Chief Burke noted that trips from Upper Cape towns to South Shore Hospital are much shorter than trips from farther down-Cape. The farther away a town is from the bridges, the harder it is for patients to get care in a life-threatening situation, he said.
“The farther you go out on the Cape, the more isolated we become,” said Orleans Fire Chief Geof Deering, saying that it can take half an hour just to get to Cape Cod Hospital from Orleans.
He added that it is a 60-mile ride from Provincetown to Cape Cod Hospital, let alone to South Shore.
“That’s a long time in an ambulance with a critically injured person,” he said.
If his paramedics are picking up a patient with traumatic injuries, right now they start heading toward Hyannis anyway. That way, if a medical helicopter is available, they are able to meet at the Barnstable Municipal Airport.
In the meantime, paramedics are busy giving patients the best care possible on the ambulance ride.
“Those early minutes in those emergencies are critical,” he said.
Chief Deering said the men and women working as paramedics have a wide range of skills and are well-equipped to do as much as they can while getting a patient to a trauma center or landing zone.
“To get any of those resources that much closer to the people who need them makes a lot of sense,” Chief Deering said.
Level I, II and III
Trauma centers are certified by the American College of Surgeons, and in Massachusetts those centers are categorized as Levels I, II or III.

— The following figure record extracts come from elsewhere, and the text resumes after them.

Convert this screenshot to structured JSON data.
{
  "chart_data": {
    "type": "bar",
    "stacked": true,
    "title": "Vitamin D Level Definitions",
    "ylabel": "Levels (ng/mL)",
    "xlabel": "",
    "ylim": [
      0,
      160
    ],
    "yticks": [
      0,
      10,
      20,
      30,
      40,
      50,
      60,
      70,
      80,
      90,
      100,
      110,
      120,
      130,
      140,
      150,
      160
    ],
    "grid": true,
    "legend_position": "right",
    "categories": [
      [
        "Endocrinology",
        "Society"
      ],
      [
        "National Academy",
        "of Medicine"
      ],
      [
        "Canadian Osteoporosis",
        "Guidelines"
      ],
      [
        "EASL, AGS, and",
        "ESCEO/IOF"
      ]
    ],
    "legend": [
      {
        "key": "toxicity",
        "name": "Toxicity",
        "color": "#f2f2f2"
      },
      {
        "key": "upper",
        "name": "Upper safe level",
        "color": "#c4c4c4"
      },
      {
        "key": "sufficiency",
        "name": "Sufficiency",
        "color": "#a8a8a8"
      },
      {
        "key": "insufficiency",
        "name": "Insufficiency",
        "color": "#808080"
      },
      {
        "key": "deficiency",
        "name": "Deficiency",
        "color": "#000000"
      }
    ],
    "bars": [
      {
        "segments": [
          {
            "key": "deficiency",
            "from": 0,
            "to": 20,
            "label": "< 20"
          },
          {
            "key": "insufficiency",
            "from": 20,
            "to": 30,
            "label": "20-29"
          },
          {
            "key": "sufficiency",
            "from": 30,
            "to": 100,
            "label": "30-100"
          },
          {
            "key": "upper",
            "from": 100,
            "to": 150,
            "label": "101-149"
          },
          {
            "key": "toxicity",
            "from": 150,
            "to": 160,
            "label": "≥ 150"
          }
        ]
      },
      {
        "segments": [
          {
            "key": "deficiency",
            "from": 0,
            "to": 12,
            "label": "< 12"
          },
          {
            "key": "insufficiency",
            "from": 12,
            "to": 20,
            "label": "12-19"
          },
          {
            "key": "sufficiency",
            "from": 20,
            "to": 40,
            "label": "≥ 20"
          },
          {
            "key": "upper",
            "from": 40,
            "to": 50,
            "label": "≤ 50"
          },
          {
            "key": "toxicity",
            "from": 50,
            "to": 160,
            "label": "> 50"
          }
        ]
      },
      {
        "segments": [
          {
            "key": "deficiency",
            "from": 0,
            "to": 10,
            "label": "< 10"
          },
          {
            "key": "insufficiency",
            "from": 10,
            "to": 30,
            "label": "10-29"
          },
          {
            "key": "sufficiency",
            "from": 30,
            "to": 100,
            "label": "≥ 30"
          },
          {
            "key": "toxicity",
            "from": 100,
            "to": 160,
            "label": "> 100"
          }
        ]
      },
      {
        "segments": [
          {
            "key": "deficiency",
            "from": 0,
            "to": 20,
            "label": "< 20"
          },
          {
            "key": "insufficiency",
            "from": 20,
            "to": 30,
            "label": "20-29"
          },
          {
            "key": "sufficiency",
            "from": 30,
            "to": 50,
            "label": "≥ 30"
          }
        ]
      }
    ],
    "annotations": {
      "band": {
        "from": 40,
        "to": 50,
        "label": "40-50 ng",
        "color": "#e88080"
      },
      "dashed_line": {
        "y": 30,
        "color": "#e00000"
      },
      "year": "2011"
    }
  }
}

To be considered as an accredited Level III trauma center, a hospital has to have access to emergency physicians, surgeons and anesthesiologists 24 hours a day, seven days a week, 365 days a year. This accessibility enables hospitals to assess and resuscitate patients promptly and to provide surgical and critical care services to patients.
These hospitals also need to have plans in place for transporting patients to Level I or II centers in the event that a patient requires a higher level of care.
Level II centers add to those requirements by having specialists available at all times such as orthopedic surgeons and neurosurgeons. Level I takes those requirements a step further by requiring more specialists in areas such as cardiac surgery, pediatrics and plastic surgery.
Level I trauma centers are defined as being able to provide care for every aspect of any injury. They are also generally teaching hospitals with staff actively training future trauma teams.
Chief Burke said that even if Cape Cod Hospital attains the trauma designation, some incidents may still require transport to an off-Cape trauma center. Specifically, he said eye injuries would still be better served at Massachusetts Eye and Ear or Massachusetts General in Boston. Amputations would likely be taken off-Cape as well.
Cape Cod Hospital opened in 1920, becoming the first hospital in the region. While plans had been in the works for a hospital for some time, the influenza pandemic of 1918 provided a big push toward its completion, since many sick people had to be taken to Boston at that time. Falmouth Hospital was founded in 1963.
Since that time, the population of Cape Cod has grown, and the medical needs of residents have shifted.
With more serious car crashes, water incidents such as near drownings, boating accidents and serious falls, Chief Burke said it is high time that a trauma center be available closer to home.
The emergency room at Cape Cod Hospital is one of the busiest in the state, he said, and the staff is competent and capable of handling traumatic injuries.
“It gives us a bunch of options,” he said in terms of where to bring patients. “I wholeheartedly endorse those plans.”